The government’s Defence Export Strategy aims to make Australia a world leader in arms exports. Credit: Shutterstock Australia's "national security" government has found yet another credential to add to its claim that it's protecting the country's future. Prime Minister Malcolm Turnbull launched a new Defence Export Strategy this week to catapult Australia into the top 10 defence exporting countries in the world by 2028.
Broadly speaking, the plan's main premise is that if Australia is going to retool its defence industry over the coming decade to lift the production of Australian-made military equipment and services, then the government and industry itself should take the opportunity to export the same products and services.
Just as importantly, the strategy notes, if domestic producers are to prosper and succeed in playing their part, they will need bigger markets than the Australian armed forces can provide.
Three big questions
There are at least three big questions that can be raised about the plan.
First, we can wonder just how Australia hopes to achieve the 800% growth in sales represented by the "top 10" ambition in a highly competitive market place.
Between 2012 and 2016, according to a report released by Stockholm International Peace Research Institute (SIPRI), countries near the bottom of the list of top 10 exporters (Spain, Italy, Ukraine and Israel) each had eight times more defence exports by value than Australia.
A second question concerns the national innovation strategy that would be needed to achieve such a massive improvement.
One day after the Prime minister's new push for arms exports, the Chairman of the Board of Innovation and Science Australia, Bill Ferris, released Australia 2030 – a strategic plan for the Australian innovation, science and research system out to 2030 – commissioned by the government.
The report identified five things that need to change urgently: education, industry, government, research and development, and culture and ambition. Without going into detail here, that is quite some agenda for radical and comprehensive change. It is as needed in defence industry as in the economy as a whole.

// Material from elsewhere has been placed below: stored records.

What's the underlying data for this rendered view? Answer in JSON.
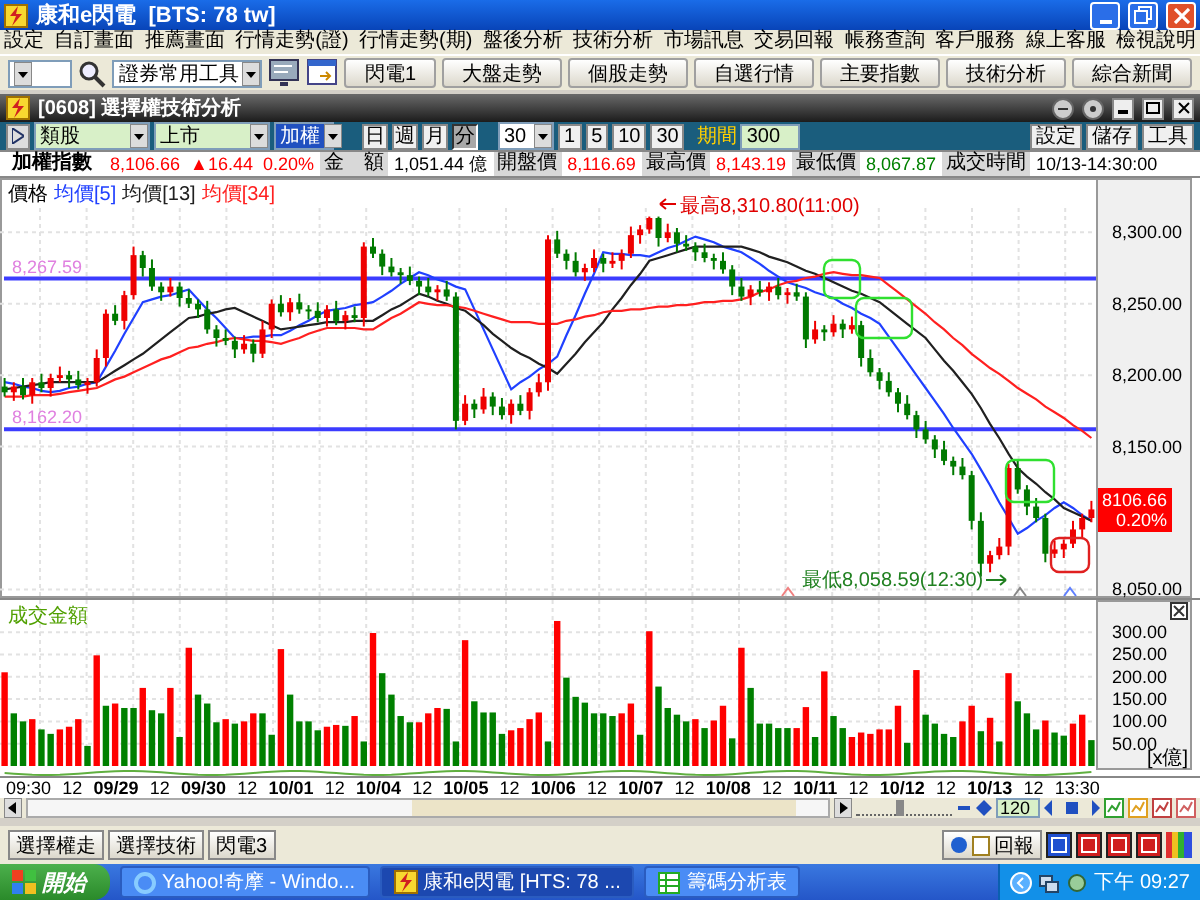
{
  "window": {
    "title": "康和e閃電  [BTS: 78 tw]"
  },
  "menu": [
    "設定",
    "自訂畫面",
    "推薦畫面",
    "行情走勢(證)",
    "行情走勢(期)",
    "盤後分析",
    "技術分析",
    "市場訊息",
    "交易回報",
    "帳務查詢",
    "客戶服務",
    "線上客服",
    "檢視說明"
  ],
  "toolbar": {
    "tool_select": "證券常用工具",
    "buttons": [
      "閃電1",
      "大盤走勢",
      "個股走勢",
      "自選行情",
      "主要指數",
      "技術分析",
      "綜合新聞"
    ]
  },
  "subwindow": {
    "title": "[0608] 選擇權技術分析"
  },
  "controls": {
    "category": "類股",
    "market": "上市",
    "symbol": "加權",
    "periods": [
      {
        "label": "日",
        "selected": false
      },
      {
        "label": "週",
        "selected": false
      },
      {
        "label": "月",
        "selected": false
      },
      {
        "label": "分",
        "selected": true
      }
    ],
    "interval": "30",
    "quick": [
      "1",
      "5",
      "10",
      "30"
    ],
    "range_label": "期間",
    "range": "300",
    "buttons": [
      "設定",
      "儲存",
      "工具"
    ]
  },
  "quote": {
    "name": "加權指數",
    "stats": [
      {
        "value": "8,106.66",
        "color": "#ff0000"
      },
      {
        "value": "▲16.44",
        "color": "#ff0000"
      },
      {
        "value": "0.20%",
        "color": "#ff0000"
      }
    ],
    "fields": [
      {
        "label": "金　額",
        "value": "1,051.44 億",
        "color": "#000000"
      },
      {
        "label": "開盤價",
        "value": "8,116.69",
        "color": "#ff0000"
      },
      {
        "label": "最高價",
        "value": "8,143.19",
        "color": "#ff0000"
      },
      {
        "label": "最低價",
        "value": "8,067.87",
        "color": "#008000"
      },
      {
        "label": "成交時間",
        "value": "10/13-14:30:00",
        "color": "#000000"
      }
    ]
  },
  "price_chart": {
    "price_label": "價格",
    "high_note": "最高8,310.80(11:00)",
    "low_note": "最低8,058.59(12:30)",
    "badge": {
      "price": "8106.66",
      "percent": "0.20%"
    },
    "chart_data": {
      "type": "candlestick",
      "grid": true,
      "ylim": [
        8044,
        8338
      ],
      "yticks": [
        {
          "value": 8300,
          "label": "8,300.00"
        },
        {
          "value": 8250,
          "label": "8,250.00"
        },
        {
          "value": 8200,
          "label": "8,200.00"
        },
        {
          "value": 8150,
          "label": "8,150.00"
        },
        {
          "value": 8050,
          "label": "8,050.00"
        }
      ],
      "ref_lines": [
        {
          "axis": "y",
          "value": 8267.59,
          "label": "8,267.59",
          "color": "#3c3cff"
        },
        {
          "axis": "y",
          "value": 8162.2,
          "label": "8,162.20",
          "color": "#3c3cff"
        }
      ],
      "ohlc": [
        [
          8192,
          8198,
          8185,
          8188
        ],
        [
          8188,
          8195,
          8182,
          8192
        ],
        [
          8192,
          8198,
          8183,
          8186
        ],
        [
          8186,
          8198,
          8180,
          8195
        ],
        [
          8195,
          8201,
          8188,
          8191
        ],
        [
          8191,
          8201,
          8185,
          8198
        ],
        [
          8198,
          8206,
          8195,
          8200
        ],
        [
          8200,
          8203,
          8191,
          8197
        ],
        [
          8197,
          8203,
          8190,
          8193
        ],
        [
          8193,
          8198,
          8187,
          8195
        ],
        [
          8195,
          8218,
          8192,
          8212
        ],
        [
          8212,
          8246,
          8206,
          8243
        ],
        [
          8243,
          8249,
          8235,
          8238
        ],
        [
          8238,
          8259,
          8232,
          8256
        ],
        [
          8256,
          8290,
          8253,
          8284
        ],
        [
          8284,
          8287,
          8269,
          8275
        ],
        [
          8275,
          8281,
          8259,
          8262
        ],
        [
          8262,
          8265,
          8252,
          8258
        ],
        [
          8258,
          8268,
          8255,
          8262
        ],
        [
          8262,
          8265,
          8248,
          8254
        ],
        [
          8254,
          8260,
          8247,
          8250
        ],
        [
          8250,
          8253,
          8240,
          8246
        ],
        [
          8246,
          8252,
          8229,
          8232
        ],
        [
          8232,
          8235,
          8220,
          8226
        ],
        [
          8226,
          8232,
          8221,
          8224
        ],
        [
          8224,
          8227,
          8212,
          8218
        ],
        [
          8218,
          8228,
          8215,
          8222
        ],
        [
          8222,
          8225,
          8209,
          8215
        ],
        [
          8215,
          8238,
          8212,
          8232
        ],
        [
          8232,
          8253,
          8226,
          8250
        ],
        [
          8250,
          8256,
          8241,
          8244
        ],
        [
          8244,
          8254,
          8238,
          8251
        ],
        [
          8251,
          8257,
          8243,
          8246
        ],
        [
          8246,
          8249,
          8239,
          8245
        ],
        [
          8245,
          8251,
          8237,
          8240
        ],
        [
          8240,
          8249,
          8234,
          8246
        ],
        [
          8246,
          8252,
          8235,
          8238
        ],
        [
          8238,
          8245,
          8232,
          8242
        ],
        [
          8242,
          8248,
          8237,
          8240
        ],
        [
          8240,
          8293,
          8234,
          8290
        ],
        [
          8290,
          8296,
          8282,
          8285
        ],
        [
          8285,
          8288,
          8270,
          8276
        ],
        [
          8276,
          8282,
          8269,
          8272
        ],
        [
          8272,
          8275,
          8264,
          8270
        ],
        [
          8270,
          8276,
          8263,
          8266
        ],
        [
          8266,
          8269,
          8256,
          8262
        ],
        [
          8262,
          8268,
          8255,
          8258
        ],
        [
          8258,
          8263,
          8252,
          8260
        ],
        [
          8260,
          8266,
          8252,
          8255
        ],
        [
          8255,
          8258,
          8162,
          8168
        ],
        [
          8168,
          8186,
          8165,
          8180
        ],
        [
          8180,
          8183,
          8170,
          8176
        ],
        [
          8176,
          8191,
          8173,
          8185
        ],
        [
          8185,
          8188,
          8172,
          8178
        ],
        [
          8178,
          8184,
          8169,
          8172
        ],
        [
          8172,
          8183,
          8166,
          8180
        ],
        [
          8180,
          8186,
          8172,
          8175
        ],
        [
          8175,
          8191,
          8169,
          8188
        ],
        [
          8188,
          8201,
          8185,
          8195
        ],
        [
          8195,
          8298,
          8189,
          8295
        ],
        [
          8295,
          8301,
          8282,
          8285
        ],
        [
          8285,
          8288,
          8274,
          8280
        ],
        [
          8280,
          8286,
          8269,
          8272
        ],
        [
          8272,
          8278,
          8266,
          8275
        ],
        [
          8275,
          8288,
          8272,
          8282
        ],
        [
          8282,
          8285,
          8272,
          8278
        ],
        [
          8278,
          8286,
          8275,
          8280
        ],
        [
          8280,
          8288,
          8274,
          8285
        ],
        [
          8285,
          8304,
          8282,
          8298
        ],
        [
          8298,
          8305,
          8292,
          8302
        ],
        [
          8302,
          8311,
          8299,
          8310
        ],
        [
          8310,
          8311,
          8290,
          8296
        ],
        [
          8296,
          8306,
          8293,
          8300
        ],
        [
          8300,
          8303,
          8286,
          8292
        ],
        [
          8292,
          8298,
          8287,
          8290
        ],
        [
          8290,
          8293,
          8280,
          8286
        ],
        [
          8286,
          8292,
          8279,
          8282
        ],
        [
          8282,
          8285,
          8274,
          8280
        ],
        [
          8280,
          8286,
          8271,
          8274
        ],
        [
          8274,
          8277,
          8256,
          8262
        ],
        [
          8262,
          8268,
          8252,
          8255
        ],
        [
          8255,
          8263,
          8249,
          8260
        ],
        [
          8260,
          8266,
          8255,
          8258
        ],
        [
          8258,
          8265,
          8252,
          8262
        ],
        [
          8262,
          8268,
          8253,
          8256
        ],
        [
          8256,
          8261,
          8250,
          8258
        ],
        [
          8258,
          8264,
          8252,
          8255
        ],
        [
          8255,
          8258,
          8219,
          8225
        ],
        [
          8225,
          8238,
          8222,
          8232
        ],
        [
          8232,
          8235,
          8224,
          8230
        ],
        [
          8230,
          8242,
          8227,
          8236
        ],
        [
          8236,
          8239,
          8226,
          8232
        ],
        [
          8232,
          8241,
          8229,
          8235
        ],
        [
          8235,
          8238,
          8206,
          8212
        ],
        [
          8212,
          8218,
          8199,
          8202
        ],
        [
          8202,
          8205,
          8190,
          8196
        ],
        [
          8196,
          8202,
          8185,
          8188
        ],
        [
          8188,
          8191,
          8174,
          8180
        ],
        [
          8180,
          8186,
          8169,
          8172
        ],
        [
          8172,
          8175,
          8156,
          8162
        ],
        [
          8162,
          8168,
          8152,
          8155
        ],
        [
          8155,
          8158,
          8142,
          8148
        ],
        [
          8148,
          8154,
          8137,
          8140
        ],
        [
          8140,
          8143,
          8130,
          8136
        ],
        [
          8136,
          8142,
          8127,
          8130
        ],
        [
          8130,
          8133,
          8092,
          8098
        ],
        [
          8098,
          8104,
          8059,
          8068
        ],
        [
          8068,
          8077,
          8062,
          8074
        ],
        [
          8074,
          8086,
          8071,
          8080
        ],
        [
          8080,
          8138,
          8074,
          8135
        ],
        [
          8135,
          8141,
          8117,
          8120
        ],
        [
          8120,
          8123,
          8102,
          8108
        ],
        [
          8108,
          8114,
          8097,
          8100
        ],
        [
          8100,
          8103,
          8069,
          8075
        ],
        [
          8075,
          8084,
          8072,
          8078
        ],
        [
          8078,
          8085,
          8072,
          8082
        ],
        [
          8082,
          8098,
          8079,
          8092
        ],
        [
          8092,
          8103,
          8086,
          8100
        ],
        [
          8100,
          8112,
          8097,
          8106
        ]
      ],
      "series": [
        {
          "name": "均價[5]",
          "type": "line",
          "color": "#2040ff",
          "values": [
            8195,
            8194,
            8192,
            8191,
            8189,
            8188,
            8189,
            8191,
            8192,
            8194,
            8195,
            8206,
            8217,
            8229,
            8240,
            8251,
            8253,
            8255,
            8256,
            8258,
            8260,
            8253,
            8246,
            8240,
            8233,
            8226,
            8226,
            8227,
            8227,
            8228,
            8228,
            8231,
            8235,
            8238,
            8242,
            8245,
            8246,
            8247,
            8249,
            8250,
            8251,
            8255,
            8259,
            8264,
            8268,
            8272,
            8270,
            8267,
            8265,
            8262,
            8260,
            8246,
            8232,
            8218,
            8204,
            8190,
            8195,
            8199,
            8204,
            8208,
            8213,
            8228,
            8242,
            8257,
            8271,
            8286,
            8285,
            8285,
            8284,
            8284,
            8283,
            8286,
            8289,
            8291,
            8294,
            8297,
            8295,
            8293,
            8290,
            8288,
            8286,
            8282,
            8278,
            8273,
            8269,
            8265,
            8263,
            8261,
            8258,
            8256,
            8254,
            8250,
            8247,
            8243,
            8240,
            8236,
            8227,
            8218,
            8209,
            8200,
            8191,
            8182,
            8173,
            8163,
            8154,
            8145,
            8134,
            8123,
            8111,
            8100,
            8089,
            8093,
            8098,
            8102,
            8107,
            8111,
            8107,
            8102,
            8098
          ]
        },
        {
          "name": "均價[13]",
          "type": "line",
          "color": "#202020",
          "values": [
            8190,
            8191,
            8192,
            8193,
            8194,
            8195,
            8195,
            8195,
            8195,
            8195,
            8195,
            8199,
            8203,
            8207,
            8211,
            8215,
            8220,
            8225,
            8230,
            8235,
            8240,
            8241,
            8243,
            8244,
            8246,
            8247,
            8244,
            8241,
            8238,
            8235,
            8232,
            8233,
            8234,
            8235,
            8236,
            8237,
            8237,
            8237,
            8238,
            8238,
            8238,
            8242,
            8246,
            8249,
            8253,
            8257,
            8255,
            8252,
            8250,
            8247,
            8245,
            8240,
            8235,
            8229,
            8224,
            8219,
            8215,
            8212,
            8208,
            8205,
            8201,
            8208,
            8215,
            8223,
            8230,
            8237,
            8246,
            8254,
            8263,
            8271,
            8280,
            8282,
            8284,
            8286,
            8288,
            8290,
            8290,
            8290,
            8290,
            8290,
            8290,
            8288,
            8286,
            8283,
            8281,
            8279,
            8276,
            8273,
            8271,
            8268,
            8265,
            8262,
            8259,
            8257,
            8254,
            8251,
            8246,
            8241,
            8236,
            8231,
            8226,
            8218,
            8210,
            8203,
            8195,
            8187,
            8177,
            8166,
            8156,
            8145,
            8135,
            8129,
            8124,
            8118,
            8113,
            8107,
            8104,
            8101,
            8098
          ]
        },
        {
          "name": "均價[34]",
          "type": "line",
          "color": "#ff2020",
          "values": [
            8185,
            8185,
            8185,
            8186,
            8186,
            8186,
            8187,
            8188,
            8189,
            8190,
            8191,
            8194,
            8197,
            8199,
            8202,
            8205,
            8208,
            8211,
            8213,
            8216,
            8219,
            8220,
            8222,
            8223,
            8225,
            8226,
            8225,
            8224,
            8224,
            8223,
            8222,
            8224,
            8226,
            8229,
            8231,
            8233,
            8233,
            8233,
            8233,
            8232,
            8232,
            8236,
            8240,
            8243,
            8247,
            8251,
            8250,
            8249,
            8249,
            8248,
            8247,
            8245,
            8243,
            8241,
            8239,
            8237,
            8237,
            8237,
            8236,
            8236,
            8236,
            8238,
            8239,
            8241,
            8242,
            8244,
            8245,
            8245,
            8246,
            8246,
            8247,
            8248,
            8248,
            8249,
            8249,
            8250,
            8251,
            8251,
            8252,
            8252,
            8253,
            8255,
            8258,
            8260,
            8263,
            8265,
            8266,
            8268,
            8269,
            8271,
            8272,
            8271,
            8270,
            8270,
            8269,
            8268,
            8263,
            8258,
            8253,
            8248,
            8243,
            8237,
            8232,
            8226,
            8221,
            8215,
            8210,
            8205,
            8201,
            8196,
            8191,
            8187,
            8183,
            8178,
            8174,
            8170,
            8165,
            8161,
            8156
          ]
        }
      ]
    }
  },
  "volume_chart": {
    "unit": "[x億]",
    "chart_data": {
      "type": "bar",
      "title": "成交金額",
      "grid": true,
      "ylim": [
        0,
        372
      ],
      "yticks": [
        {
          "value": 50,
          "label": "50.00"
        },
        {
          "value": 100,
          "label": "100.00"
        },
        {
          "value": 150,
          "label": "150.00"
        },
        {
          "value": 200,
          "label": "200.00"
        },
        {
          "value": 250,
          "label": "250.00"
        },
        {
          "value": 300,
          "label": "300.00"
        }
      ],
      "series": [
        {
          "color": "#ff0000",
          "values": [
            210,
            null,
            null,
            105,
            null,
            null,
            82,
            88,
            105,
            null,
            248,
            null,
            140,
            null,
            null,
            175,
            null,
            null,
            175,
            null,
            265,
            null,
            null,
            null,
            105,
            null,
            100,
            118,
            null,
            null,
            262,
            null,
            null,
            null,
            null,
            88,
            92,
            null,
            112,
            null,
            298,
            null,
            null,
            null,
            null,
            98,
            118,
            130,
            null,
            null,
            282,
            null,
            null,
            null,
            null,
            80,
            85,
            105,
            120,
            null,
            325,
            null,
            null,
            null,
            null,
            null,
            null,
            118,
            140,
            null,
            302,
            null,
            null,
            null,
            null,
            105,
            null,
            102,
            135,
            null,
            265,
            null,
            null,
            null,
            null,
            null,
            85,
            132,
            null,
            212,
            null,
            null,
            65,
            75,
            72,
            82,
            82,
            135,
            null,
            215,
            null,
            null,
            null,
            null,
            100,
            135,
            null,
            108,
            null,
            208,
            null,
            null,
            null,
            102,
            null,
            null,
            95,
            115,
            null
          ]
        },
        {
          "color": "#008000",
          "values": [
            null,
            118,
            100,
            null,
            82,
            72,
            null,
            null,
            null,
            45,
            null,
            135,
            null,
            130,
            130,
            null,
            125,
            118,
            null,
            65,
            null,
            160,
            140,
            98,
            null,
            95,
            null,
            null,
            118,
            70,
            null,
            160,
            100,
            100,
            80,
            null,
            null,
            90,
            null,
            55,
            null,
            208,
            160,
            112,
            98,
            null,
            null,
            null,
            128,
            55,
            null,
            145,
            120,
            120,
            72,
            null,
            null,
            null,
            null,
            55,
            null,
            198,
            155,
            142,
            118,
            118,
            112,
            null,
            null,
            70,
            null,
            178,
            130,
            115,
            100,
            null,
            85,
            null,
            null,
            62,
            null,
            175,
            95,
            95,
            85,
            85,
            null,
            null,
            65,
            null,
            112,
            85,
            null,
            null,
            null,
            null,
            null,
            null,
            52,
            null,
            115,
            95,
            72,
            65,
            null,
            null,
            78,
            null,
            55,
            null,
            145,
            118,
            82,
            null,
            75,
            68,
            null,
            null,
            58
          ]
        }
      ]
    }
  },
  "time_axis": [
    {
      "label": "09:30",
      "kind": "time"
    },
    {
      "label": "12",
      "kind": "time"
    },
    {
      "label": "09/29",
      "kind": "date"
    },
    {
      "label": "12",
      "kind": "time"
    },
    {
      "label": "09/30",
      "kind": "date"
    },
    {
      "label": "12",
      "kind": "time"
    },
    {
      "label": "10/01",
      "kind": "date"
    },
    {
      "label": "12",
      "kind": "time"
    },
    {
      "label": "10/04",
      "kind": "date"
    },
    {
      "label": "12",
      "kind": "time"
    },
    {
      "label": "10/05",
      "kind": "date"
    },
    {
      "label": "12",
      "kind": "time"
    },
    {
      "label": "10/06",
      "kind": "date"
    },
    {
      "label": "12",
      "kind": "time"
    },
    {
      "label": "10/07",
      "kind": "date"
    },
    {
      "label": "12",
      "kind": "time"
    },
    {
      "label": "10/08",
      "kind": "date"
    },
    {
      "label": "12",
      "kind": "time"
    },
    {
      "label": "10/11",
      "kind": "date"
    },
    {
      "label": "12",
      "kind": "time"
    },
    {
      "label": "10/12",
      "kind": "date"
    },
    {
      "label": "12",
      "kind": "time"
    },
    {
      "label": "10/13",
      "kind": "date"
    },
    {
      "label": "12",
      "kind": "time"
    },
    {
      "label": "13:30",
      "kind": "time"
    }
  ],
  "scroll": {
    "zoom_slider": {
      "level": 0.45
    },
    "zoom_field": "120"
  },
  "bottom": {
    "tabs": [
      "選擇權走",
      "選擇技術",
      "閃電3"
    ],
    "report_button": "回報"
  },
  "taskbar": {
    "start": "開始",
    "tasks": [
      {
        "label": "Yahoo!奇摩 - Windo...",
        "selected": false
      },
      {
        "label": "康和e閃電  [HTS: 78 ...",
        "selected": true
      },
      {
        "label": "籌碼分析表",
        "selected": false
      }
    ],
    "clock": "下午 09:27"
  }
}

A third question is the diplomacy of selling weapons into conflict zones or to governments with troubled human rights records. The government dismissed this concern by saying the main recipients of our defence exports are close allies.
However, the 2017 SIPRI Trends in international arms transfers report lists Indonesia and Oman – with their poor human rights records – as the second and third most important military markets for Australia after the United States.
Credit: SIPRI Making defence a cutting edge industry
So, if the aims of the strategy are broadly credible, but there are some questions about pace and ambition, what are we to make of it?
Its success will hinge on whether key stakeholders, especially the government, industry and academia, truly understand the meaning of the main goal: to, as the report says, transform the Australian defence industry "into the high-tech, agile and cutting-edge industry we need to assure our future defence and national security."
The Ferris report singled out the medical sector as the one with most potential for innovation and export growth. In contrast, the Defence Export Strategy is agnostic as to choice of sector or focus. Selling components for weapon systems is painted as the same as selling military vehicles or radars.
Picking winners may not be sensible in a globalised free market sector such as medical services, but there are some choices in the defence sector that the Turnbull government should be making.
Playing to our strengths
Australia has a significant comparative advantage in cyber security knowledge and skills. The country is seen by insiders as being in the top ten in that field already, largely because of its decades of experience working inside the "five eyes" intelligence alliance.
Admittedly, the domestic industry doesn't yet reflect that strength. But a focus on high-tech military industry development by the defence ministers would play not just to our natural strengths, but also to the need to sell mainly to close allies. (We would only sell such military exports to our closest allies).
More importantly, cyber science is not a sector, it is the essence of all military high technology. Australian universities already export their technology research to the United States through grants from the Pentagon. Several Australian technology startups have been acquired by US military giants. That includes the purchase of Canberra company, M5, by Northrop Grumman. Australian technology company, Atlassian, provides secure web services to the Pentagon.
The government is yet to release its Defence Industrial Capability Plan so maybe it is too soon to tell whether or not Australia's cyber industry will take a privileged spot. But to date, most key power holders in Australian industrial development have responded only episodically to the challenges and opportunities represented by the information age. Austcyber, the cyber security growth and innovation centre set up by the government, is just one year old.
Australia must build "industries of the future", according to a multi-year multi-author series of studies led by the Australian Council of Learned Academies (ACOLA), culminating in the book Securing Australia's Future. This simple message, and many of the fine nuances of the ACOLA work about what makes a national innovation system, find little reflection in the Defence Export Strategy.
Between 2012 and 2014, China decided on its "industries of the future" for defence and security purposes – including for export – and they are all cyber-related. Australia should choose as decisively. We can do it, but we need to first build the critical mass of cyber-educated innovators needed for more rapid takeoff.
Investing very heavily in the military cyber sector may be the only pathway to begin to approach 800% growth in defence exports by 2028.